The Zero Trust Alternative
Network segmentation is part of zero trust, but zero trust goes further, trust nothing, verify everything
Zero trust principles for server management:
1. Always verify; never trust - Every access request must be authenticated and authorized.
2. Design as if there are already attackers on your network. Assume a breach is happening.
3. Only provide the minimal access to someone right when they need it. Use the least amount of privilege for their current needs.
Practical Implementation of Zero Trust for Administration:
1. There are no persistent administrative privileges; every administrative access will use just-in-time access.
2. All access must be logged and reviewed
3. MFA is required for all administrative sessions.
4. All access is revoked immediately after the end of the administrative session.
The Bottom Line
Putting server management on the same network as users is like putting the bank vault in the lobby
It is convenient, but it is also where attackers look first
A flat network means one compromised workstation leads to a compromised server, which leads to a compromised domain, which leads to a compromised business
Network segmentation is not optional anymore, it is a fundamental security control that every business, regardless of size, should implement
Your users have workstations, your servers have management interfaces, keep them separate
Action Plan for This Week
|
Priority |
Action |
Time Needed |
|
1 |
Identify which servers are accessible from user workstations |
2 hours |
|
2 |
Check if user credentials work on servers |
1 hour |
|
3 |
Document current firewall rules (or lack thereof) |
2 hours |
|
4 |
Create a list of who actually needs server access |
2 hours |
|
5 |
Plan a management network VLAN (or host-based firewall rules) |
1 day |
|
6 |
Implement host-based firewall restrictions as a stopgap |
1-3 days |
The attacker is scanning your network right now, do not let them find open management interfaces from a compromised employee laptop
FAQ Section
What is a flat network and why is it dangerous?
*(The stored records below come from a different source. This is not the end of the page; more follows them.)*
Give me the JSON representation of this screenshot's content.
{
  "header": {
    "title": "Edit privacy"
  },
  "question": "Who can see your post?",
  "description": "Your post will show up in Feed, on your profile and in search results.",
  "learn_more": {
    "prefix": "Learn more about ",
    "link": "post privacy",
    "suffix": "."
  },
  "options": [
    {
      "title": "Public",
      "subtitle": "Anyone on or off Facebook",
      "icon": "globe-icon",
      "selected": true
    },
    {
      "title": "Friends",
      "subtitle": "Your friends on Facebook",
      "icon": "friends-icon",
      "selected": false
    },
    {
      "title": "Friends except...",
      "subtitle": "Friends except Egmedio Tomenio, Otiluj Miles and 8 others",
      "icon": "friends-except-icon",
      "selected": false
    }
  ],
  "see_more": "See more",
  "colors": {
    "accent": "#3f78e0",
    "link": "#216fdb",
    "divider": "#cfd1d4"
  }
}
A flat network is where all devices (user workstations, servers, printers) are on the same network segment with no access controls between them, it is dangerous because once an attacker compromises any device, they have a clear path to every other device including servers
How do attackers move from a user workstation to a server in a flat network?
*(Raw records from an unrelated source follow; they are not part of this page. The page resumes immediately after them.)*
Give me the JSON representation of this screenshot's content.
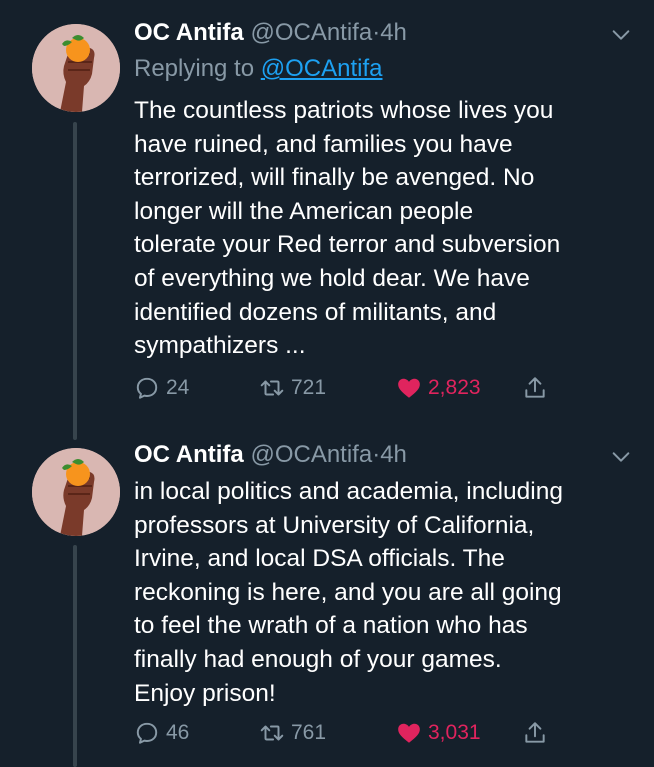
{
  "colors": {
    "background": "#15202b",
    "secondary_text": "#8899a6",
    "link": "#1da1f2",
    "like": "#e0245e"
  },
  "tweets": [
    {
      "name": "OC Antifa",
      "handle": "@OCAntifa",
      "dot": "·",
      "time": "4h",
      "replying_prefix": "Replying to",
      "replying_to": "@OCAntifa",
      "lines": [
        "The countless patriots whose lives you",
        "have ruined, and families you have",
        "terrorized, will finally be avenged. No",
        "longer will the American people",
        "tolerate your Red terror and subversion",
        "of everything we hold dear. We have",
        "identified dozens of militants,  and",
        "sympathizers ..."
      ],
      "replies": "24",
      "retweets": "721",
      "likes": "2,823"
    },
    {
      "name": "OC Antifa",
      "handle": "@OCAntifa",
      "dot": "·",
      "time": "4h",
      "lines": [
        "in local politics and academia, including",
        "professors at University of California,",
        "Irvine, and local DSA officials. The",
        "reckoning is here, and you are all going",
        "to feel the wrath of a nation who has",
        "finally had enough of your games.",
        "Enjoy prison!"
      ],
      "replies": "46",
      "retweets": "761",
      "likes": "3,031"
    }
  ]
}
Attackers use stolen credentials or exploit vulnerabilities, they scan the local network for open ports (SSH, RDP, SMB), try the user's password against servers, or exploit unpatched server vulnerabilities, in a flat network, there is nothing stopping these attempts
What is network segmentation and how does it protect servers?
Network segmentation divides your network into separate segments (VLANs) with controlled access between them, you put users in one segment and server management in another, even if a user workstation is compromised, it cannot reach server management ports because the firewall between segments blocks that traffic
Is it possible to segment my network without acquiring new equipment?
Somewhat, as you can use managed switches to create virtual LANs (VLANs), alternatively if you don't have those then you'll have to use host-based firewalls on each server to restrict which IP addresses will be able to access the management ports; while this isn't as robust as network segmentation it is still superior to nothing
What does jumpbox mean or bastion host mean?
Jumpbox refers to a single point of entry into your network via a dedicated server. When administrators want to connect to another server they first establish a remote desktop connection (RDP) from their personal computer to the jumpbox then RDP from the jumpbox to the desired server(s).
As a controlled access point the jumpbox should log all activity performed by the people accessing your servers and actively work to limit the attack surface.